The rise of crypto bailouts
The Future. With projects shuttering left and right as the crypto winter sets in, FTX CEO Sam Bankman-Fried is racing to put out fires the only way he can… by infusing cash and extending lifelines to floundering companies. But not everyone’s a fan of these crypto bailouts. As Bankman-Fried and others (with liquidity to spare) race to save companies in the short term, the efforts could end up hurting the industry down the road.
Crypto Santa
Operation “Rescue Web3” is underway.
- In June, FTX extended a $250 million line of credit to BlockFi, a crypto lending platform that’s gone from a $5 billion valuation to less than $500 million. Since then, it has moved to acquire BlockFi outright.
- That same week last month, Alameda Research (also a Bankman-Fried company) gave Voyager Digital a $500 million line of credit.

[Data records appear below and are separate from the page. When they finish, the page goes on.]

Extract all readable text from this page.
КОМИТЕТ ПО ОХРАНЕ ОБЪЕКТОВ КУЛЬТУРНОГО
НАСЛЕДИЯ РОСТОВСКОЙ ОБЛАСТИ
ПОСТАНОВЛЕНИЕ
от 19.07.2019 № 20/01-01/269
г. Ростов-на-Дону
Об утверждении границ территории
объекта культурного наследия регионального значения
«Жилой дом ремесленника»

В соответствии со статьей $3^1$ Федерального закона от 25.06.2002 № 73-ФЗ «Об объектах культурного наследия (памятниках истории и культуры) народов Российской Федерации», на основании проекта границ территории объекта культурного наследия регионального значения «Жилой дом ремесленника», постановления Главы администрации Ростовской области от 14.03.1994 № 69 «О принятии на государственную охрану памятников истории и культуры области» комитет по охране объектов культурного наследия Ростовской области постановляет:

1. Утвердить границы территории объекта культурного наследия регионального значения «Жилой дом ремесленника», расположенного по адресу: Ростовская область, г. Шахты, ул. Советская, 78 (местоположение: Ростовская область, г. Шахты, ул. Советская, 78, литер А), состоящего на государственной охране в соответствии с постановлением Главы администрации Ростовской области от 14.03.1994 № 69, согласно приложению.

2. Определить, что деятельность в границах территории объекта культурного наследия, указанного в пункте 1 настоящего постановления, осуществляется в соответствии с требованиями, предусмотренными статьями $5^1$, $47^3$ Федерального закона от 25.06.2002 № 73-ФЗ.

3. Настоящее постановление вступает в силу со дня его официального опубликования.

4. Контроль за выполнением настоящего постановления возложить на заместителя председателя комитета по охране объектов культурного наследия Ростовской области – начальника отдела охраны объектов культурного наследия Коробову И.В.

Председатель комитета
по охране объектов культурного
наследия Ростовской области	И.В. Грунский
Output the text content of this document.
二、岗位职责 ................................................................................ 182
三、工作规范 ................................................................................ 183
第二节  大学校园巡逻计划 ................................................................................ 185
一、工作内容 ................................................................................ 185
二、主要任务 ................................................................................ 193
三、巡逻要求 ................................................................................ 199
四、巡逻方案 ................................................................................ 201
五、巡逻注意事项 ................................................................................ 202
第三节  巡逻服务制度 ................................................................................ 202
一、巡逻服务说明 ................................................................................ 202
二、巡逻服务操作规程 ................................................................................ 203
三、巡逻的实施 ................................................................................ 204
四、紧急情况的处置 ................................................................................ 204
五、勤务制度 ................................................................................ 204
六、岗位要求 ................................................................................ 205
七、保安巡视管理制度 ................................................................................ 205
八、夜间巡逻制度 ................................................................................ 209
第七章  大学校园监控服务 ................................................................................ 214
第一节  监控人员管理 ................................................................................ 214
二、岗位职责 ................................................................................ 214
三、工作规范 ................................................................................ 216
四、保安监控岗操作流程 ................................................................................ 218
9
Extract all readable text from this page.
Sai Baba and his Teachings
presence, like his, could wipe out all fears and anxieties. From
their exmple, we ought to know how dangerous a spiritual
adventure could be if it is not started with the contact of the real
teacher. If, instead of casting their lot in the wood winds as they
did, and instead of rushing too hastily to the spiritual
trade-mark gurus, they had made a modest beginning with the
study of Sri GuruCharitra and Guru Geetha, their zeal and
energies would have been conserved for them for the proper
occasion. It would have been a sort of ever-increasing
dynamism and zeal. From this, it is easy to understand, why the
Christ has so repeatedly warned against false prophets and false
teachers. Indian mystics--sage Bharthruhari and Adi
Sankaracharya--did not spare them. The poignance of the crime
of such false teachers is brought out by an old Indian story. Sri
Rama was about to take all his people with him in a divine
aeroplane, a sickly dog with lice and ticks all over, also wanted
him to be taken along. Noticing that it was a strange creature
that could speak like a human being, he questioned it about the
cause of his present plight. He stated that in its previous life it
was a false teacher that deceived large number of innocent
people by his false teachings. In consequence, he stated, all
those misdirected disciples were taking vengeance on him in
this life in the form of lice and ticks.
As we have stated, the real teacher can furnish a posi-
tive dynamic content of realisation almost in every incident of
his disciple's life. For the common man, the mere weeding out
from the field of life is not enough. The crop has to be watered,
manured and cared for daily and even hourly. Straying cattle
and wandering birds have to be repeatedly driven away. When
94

- Now, Bankman-Fried is on the hunt for more companies to bail out, telling Reuters that he still has “a few billion” to give out.
Bailout bonanza
It’s not all sun and rainbows, though. Some critics think that the companies struggling to stay afloat in the current bear market shouldn’t receive a lifeline, considering many were operating with models that presumed a healthy bull market.
Putting it shortly, Daniel Roberts wrote for Decrypt: “I tend to think the current Crypto Winter will wash out the weak, fly-by-night players and that the strong companies and projects will survive; the wheat will separate from the chaff.”